I spent some of my lunch today seeing if I could use the rocket equation to come up with an equation for pay load mass. We can think of M0 and M1 in the equation as both being made up of two components - the rocket mass we know, and the payload mass that is unknown, and re-write the equation as

dV = ve * ln ( (m0 + x) / (m1 + x) )

Solving that for X gives the same formula as you had given:

X = ((Launch Ratio * M1) - M0 / (1 - Launch Ratio)

So I believe that unless we have both arrived at the wrong conclusion your formula should be spot on.

Now I'm curious to know how this can be applied to rockets with multiple stages, using different engines (that have different ISP).

Thank you for the verification.

As to your concern regarding TWR; yes it is possible to design a rocket with a tiny engine and lots of fuel so that it has lots of deltaV but can't actually get off the ground. The only, but simple, way to guard against that is as capi said in post #8 - total your engines' thrust, divide by (gravity * minimum TWR) and recognise that as a cap on your total mass. In a spreadsheet you'd just use a min(calculated from deltaV, calculated from TWR) function to see which satisfies both constraints best.

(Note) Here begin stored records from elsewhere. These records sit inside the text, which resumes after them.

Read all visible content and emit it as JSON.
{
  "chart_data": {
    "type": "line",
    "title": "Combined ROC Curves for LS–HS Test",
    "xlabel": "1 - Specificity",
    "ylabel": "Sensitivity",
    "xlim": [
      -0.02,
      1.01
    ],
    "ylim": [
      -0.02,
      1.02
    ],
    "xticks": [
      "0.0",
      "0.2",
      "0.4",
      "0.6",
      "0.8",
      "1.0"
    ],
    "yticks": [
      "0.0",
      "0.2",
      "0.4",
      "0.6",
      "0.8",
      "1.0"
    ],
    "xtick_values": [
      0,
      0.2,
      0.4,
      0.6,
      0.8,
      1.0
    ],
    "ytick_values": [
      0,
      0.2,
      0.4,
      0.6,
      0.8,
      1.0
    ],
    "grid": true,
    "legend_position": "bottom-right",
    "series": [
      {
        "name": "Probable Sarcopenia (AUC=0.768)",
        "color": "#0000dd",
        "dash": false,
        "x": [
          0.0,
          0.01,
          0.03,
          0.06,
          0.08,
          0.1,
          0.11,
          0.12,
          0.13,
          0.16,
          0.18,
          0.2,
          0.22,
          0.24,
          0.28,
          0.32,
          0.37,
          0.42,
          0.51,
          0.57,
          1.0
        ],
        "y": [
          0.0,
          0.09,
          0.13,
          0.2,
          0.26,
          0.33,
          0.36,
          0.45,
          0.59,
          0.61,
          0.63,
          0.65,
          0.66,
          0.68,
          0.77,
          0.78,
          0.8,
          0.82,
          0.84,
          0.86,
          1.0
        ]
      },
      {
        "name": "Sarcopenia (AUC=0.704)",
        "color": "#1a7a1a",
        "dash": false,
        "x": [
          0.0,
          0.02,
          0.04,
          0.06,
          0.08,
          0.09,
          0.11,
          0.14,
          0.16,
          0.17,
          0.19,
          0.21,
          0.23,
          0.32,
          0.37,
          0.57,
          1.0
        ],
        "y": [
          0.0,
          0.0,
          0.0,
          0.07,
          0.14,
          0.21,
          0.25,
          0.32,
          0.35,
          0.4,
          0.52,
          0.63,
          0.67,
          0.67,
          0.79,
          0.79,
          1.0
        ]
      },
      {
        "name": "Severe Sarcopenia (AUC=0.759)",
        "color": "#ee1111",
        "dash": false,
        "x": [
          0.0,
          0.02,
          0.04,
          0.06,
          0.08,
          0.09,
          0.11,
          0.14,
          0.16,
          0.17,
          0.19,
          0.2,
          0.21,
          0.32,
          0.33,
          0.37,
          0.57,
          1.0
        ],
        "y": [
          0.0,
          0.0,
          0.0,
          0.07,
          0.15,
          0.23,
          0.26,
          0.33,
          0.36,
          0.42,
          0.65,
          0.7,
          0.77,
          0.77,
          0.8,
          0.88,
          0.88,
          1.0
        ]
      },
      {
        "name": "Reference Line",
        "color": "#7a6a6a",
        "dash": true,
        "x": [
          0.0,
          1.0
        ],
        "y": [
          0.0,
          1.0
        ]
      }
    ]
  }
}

To apply the formulae, or indeed the rocket equation itself, to multiple stages you simply apply them to each stage in turn, using the upper stage(s) + their payload as the total payload for lower stages. There is a bit more to consider in that you may want different TWRs at different points - high at launch, low at circularisation for instance.

Oh, and by the way I wasn't distraught yesterday. "Tired and emotional" is a euphemism for 'drunk'; I went to the pub last night so I wasn't really in a fit state for debugging equations.